War is the best word for garden ‘enjoyment’
Posted: Tuesday, April 21, 2009 8:01 pm
By: By JIMMY WILLIAMS Special to The Messenger
“The kiss of the sun for pardon,
the songs of the birds for mirth...
One’s nearer God’s heart in a garden
Than anywhere else on earth.”
So states a little ornamental plaque in our rock wall border. Me, the nearest I’ve ever been to God was while in a state of emotional disrepair, when He reached down in His grace and lifted me by the hand out of the mire.
Writers have gone on for centuries about the peace and tranquility found in a garden. Such a “peaceable kingdom” as was enjoyed by Adam and Eve before her (OK, their) fall, seems to be attainable to some by simply standing amidst a bunch of lousy rose bushes and snorting up the nectar.
The eminent English garden doyenne Gertrude Jekyll wrote: “I arise at 4 a.m. on a June day, wander up into the wood and say: June is here, June is here; thank God for lovely June.”
I presume she was observing Greenwich Mean Time, which was probably the same as at her beloved estate, Munstead Wood, in Surrey in the south of London. There, 4 a.m. is early daylight near the summer solstice in June.
At any rate, Gertie didn’t have to contend with floating spider webs, chiggers, ticks, mosquitoes, sawbriars or any of the myriad other afflictions we must abide at that time of year in any woodland in our beloved Henry County.
It is a tough assignment to communicate with God while sweating like a mule as you try to excavate a hole in hardpan clay to become home to a new shrub or tree. You’re more likely cursing your luck (bad, of course) in having to live in such a “beloved” place and questioning why you’re stuck (no pun intended) with sticky clay, while little distance to our north there abounds unlimited Illinois loam topsoil 20 feet deep.

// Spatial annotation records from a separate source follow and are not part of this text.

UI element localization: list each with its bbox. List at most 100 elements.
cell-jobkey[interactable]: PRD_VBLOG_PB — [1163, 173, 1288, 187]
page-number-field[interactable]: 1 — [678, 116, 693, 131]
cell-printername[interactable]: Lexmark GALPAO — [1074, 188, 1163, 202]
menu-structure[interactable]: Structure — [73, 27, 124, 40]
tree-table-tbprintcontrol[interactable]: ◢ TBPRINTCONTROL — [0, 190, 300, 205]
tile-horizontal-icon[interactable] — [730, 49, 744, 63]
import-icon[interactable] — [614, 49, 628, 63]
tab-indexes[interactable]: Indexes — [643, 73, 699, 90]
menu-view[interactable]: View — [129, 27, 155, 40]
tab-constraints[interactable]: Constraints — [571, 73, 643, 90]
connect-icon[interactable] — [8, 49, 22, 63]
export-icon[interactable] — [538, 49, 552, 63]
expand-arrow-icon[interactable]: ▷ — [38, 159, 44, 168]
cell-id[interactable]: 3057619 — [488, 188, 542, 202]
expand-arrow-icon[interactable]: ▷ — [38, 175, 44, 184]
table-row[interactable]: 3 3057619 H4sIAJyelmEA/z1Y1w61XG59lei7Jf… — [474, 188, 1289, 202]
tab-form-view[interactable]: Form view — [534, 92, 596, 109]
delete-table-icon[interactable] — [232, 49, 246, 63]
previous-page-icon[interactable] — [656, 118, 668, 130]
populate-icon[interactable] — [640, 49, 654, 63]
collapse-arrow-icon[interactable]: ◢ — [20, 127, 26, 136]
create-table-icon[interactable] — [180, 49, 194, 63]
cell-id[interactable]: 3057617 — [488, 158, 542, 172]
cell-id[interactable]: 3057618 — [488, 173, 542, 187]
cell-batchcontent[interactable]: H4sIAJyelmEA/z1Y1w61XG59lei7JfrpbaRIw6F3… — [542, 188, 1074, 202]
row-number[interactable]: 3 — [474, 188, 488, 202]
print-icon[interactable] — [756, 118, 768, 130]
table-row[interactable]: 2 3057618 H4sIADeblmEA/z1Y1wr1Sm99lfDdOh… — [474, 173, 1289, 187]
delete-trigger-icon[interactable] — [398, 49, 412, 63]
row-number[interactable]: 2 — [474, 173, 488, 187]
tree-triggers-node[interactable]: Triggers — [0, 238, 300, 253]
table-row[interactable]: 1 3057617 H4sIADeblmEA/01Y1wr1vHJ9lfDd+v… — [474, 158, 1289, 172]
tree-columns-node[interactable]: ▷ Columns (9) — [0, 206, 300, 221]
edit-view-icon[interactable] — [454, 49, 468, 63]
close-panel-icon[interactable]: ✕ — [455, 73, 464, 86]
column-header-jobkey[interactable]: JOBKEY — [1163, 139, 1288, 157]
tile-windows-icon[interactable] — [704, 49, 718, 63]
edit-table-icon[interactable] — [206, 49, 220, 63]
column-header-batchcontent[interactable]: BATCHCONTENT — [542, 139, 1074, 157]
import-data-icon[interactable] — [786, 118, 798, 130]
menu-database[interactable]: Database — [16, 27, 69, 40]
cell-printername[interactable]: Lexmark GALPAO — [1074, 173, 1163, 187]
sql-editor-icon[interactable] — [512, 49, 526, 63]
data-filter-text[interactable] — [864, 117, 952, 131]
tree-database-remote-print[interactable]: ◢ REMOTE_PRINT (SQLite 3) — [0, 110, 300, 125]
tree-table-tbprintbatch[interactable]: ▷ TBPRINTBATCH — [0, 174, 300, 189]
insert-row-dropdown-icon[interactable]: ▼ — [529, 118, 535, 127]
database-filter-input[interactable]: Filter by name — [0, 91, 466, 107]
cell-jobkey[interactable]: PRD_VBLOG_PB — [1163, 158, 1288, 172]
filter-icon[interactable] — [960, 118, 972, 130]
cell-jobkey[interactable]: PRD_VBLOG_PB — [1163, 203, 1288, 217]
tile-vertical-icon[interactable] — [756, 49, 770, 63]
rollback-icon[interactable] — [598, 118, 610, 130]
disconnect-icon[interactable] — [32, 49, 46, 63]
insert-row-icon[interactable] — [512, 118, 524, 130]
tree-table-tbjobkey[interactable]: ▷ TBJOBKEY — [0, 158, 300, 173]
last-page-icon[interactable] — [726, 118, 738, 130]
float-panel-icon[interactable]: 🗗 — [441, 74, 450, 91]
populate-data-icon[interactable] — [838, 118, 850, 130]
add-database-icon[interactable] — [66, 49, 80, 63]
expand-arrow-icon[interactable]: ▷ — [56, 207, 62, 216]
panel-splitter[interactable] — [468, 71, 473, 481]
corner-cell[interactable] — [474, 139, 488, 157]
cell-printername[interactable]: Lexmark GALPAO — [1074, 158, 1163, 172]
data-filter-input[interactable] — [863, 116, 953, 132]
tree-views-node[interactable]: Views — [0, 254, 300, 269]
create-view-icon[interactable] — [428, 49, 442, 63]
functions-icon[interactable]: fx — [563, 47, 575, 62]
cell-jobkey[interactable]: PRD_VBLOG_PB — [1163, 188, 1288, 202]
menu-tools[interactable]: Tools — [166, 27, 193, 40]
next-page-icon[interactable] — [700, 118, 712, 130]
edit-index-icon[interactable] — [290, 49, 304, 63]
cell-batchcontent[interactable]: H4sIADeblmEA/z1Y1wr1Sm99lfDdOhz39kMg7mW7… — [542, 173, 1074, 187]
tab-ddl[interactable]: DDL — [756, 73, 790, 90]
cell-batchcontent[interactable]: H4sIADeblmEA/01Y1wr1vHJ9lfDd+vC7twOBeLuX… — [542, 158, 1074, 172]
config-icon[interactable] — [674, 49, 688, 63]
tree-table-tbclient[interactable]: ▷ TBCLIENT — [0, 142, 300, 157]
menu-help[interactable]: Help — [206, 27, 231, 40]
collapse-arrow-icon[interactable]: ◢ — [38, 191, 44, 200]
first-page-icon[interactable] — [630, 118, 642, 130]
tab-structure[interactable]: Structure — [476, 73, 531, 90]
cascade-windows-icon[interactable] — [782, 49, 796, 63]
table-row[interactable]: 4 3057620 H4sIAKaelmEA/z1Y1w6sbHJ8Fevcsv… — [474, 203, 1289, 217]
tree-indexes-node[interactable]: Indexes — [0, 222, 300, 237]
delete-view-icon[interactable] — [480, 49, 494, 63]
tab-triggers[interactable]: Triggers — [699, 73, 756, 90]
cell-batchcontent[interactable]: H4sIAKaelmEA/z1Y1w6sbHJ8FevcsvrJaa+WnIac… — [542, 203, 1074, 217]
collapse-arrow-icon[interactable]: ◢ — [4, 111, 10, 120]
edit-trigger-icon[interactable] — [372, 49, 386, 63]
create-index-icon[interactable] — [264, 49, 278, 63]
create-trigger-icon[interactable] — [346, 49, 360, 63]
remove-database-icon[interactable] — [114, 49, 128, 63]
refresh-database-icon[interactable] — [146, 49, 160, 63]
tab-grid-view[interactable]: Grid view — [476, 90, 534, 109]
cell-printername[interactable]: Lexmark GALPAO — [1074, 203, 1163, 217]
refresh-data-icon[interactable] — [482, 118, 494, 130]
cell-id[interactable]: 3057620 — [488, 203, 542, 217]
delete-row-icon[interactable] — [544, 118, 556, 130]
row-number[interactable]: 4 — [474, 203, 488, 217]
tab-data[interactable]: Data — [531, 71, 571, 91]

Oh, well. If we could answer all the “whys” of this life we might not need a god, or God. We simply have to live, like Abraham, by faith. My advanced degrees are in horticulture, via UHK, the University of Hard Knocks, and I didn’t have a single class in theology. How did you guess?
There’s no peace in my garden. It’s war, pure and simple. Chickweed attacks creeping jenny, root rot smites rhododendrons, spider mites devour azaleas and brown patch slays in infancy any grass that manages to sprout.
War takes a toll, physically and emotionally, on soldiers. Years of combat against the enemies of my allies, the aforementioned plants, leaves a man a shell of his former self. Shell-shocked bodies and minds finally hoist the white flag and leave those azaleas, et al, to fend for themselves, at which they are an abject failure.
Robert E. Lee is reputed to have said, upon observing his loyal and well-ordered troops in a sweeping victory, “It is good that war is so terrible. Otherwise, we would become too fond of it.”
Well, I am not fond, and never have been, of fighting, at least not since Ray Provow beat me up in the fourth grade. And I am not fond of scratching chigger bites and swiping spider webs. But my garden is worth it.
Editor’s note: Jimmy Williams is production superintendent at The Paris Post-Intelligencer, where he also writes this column.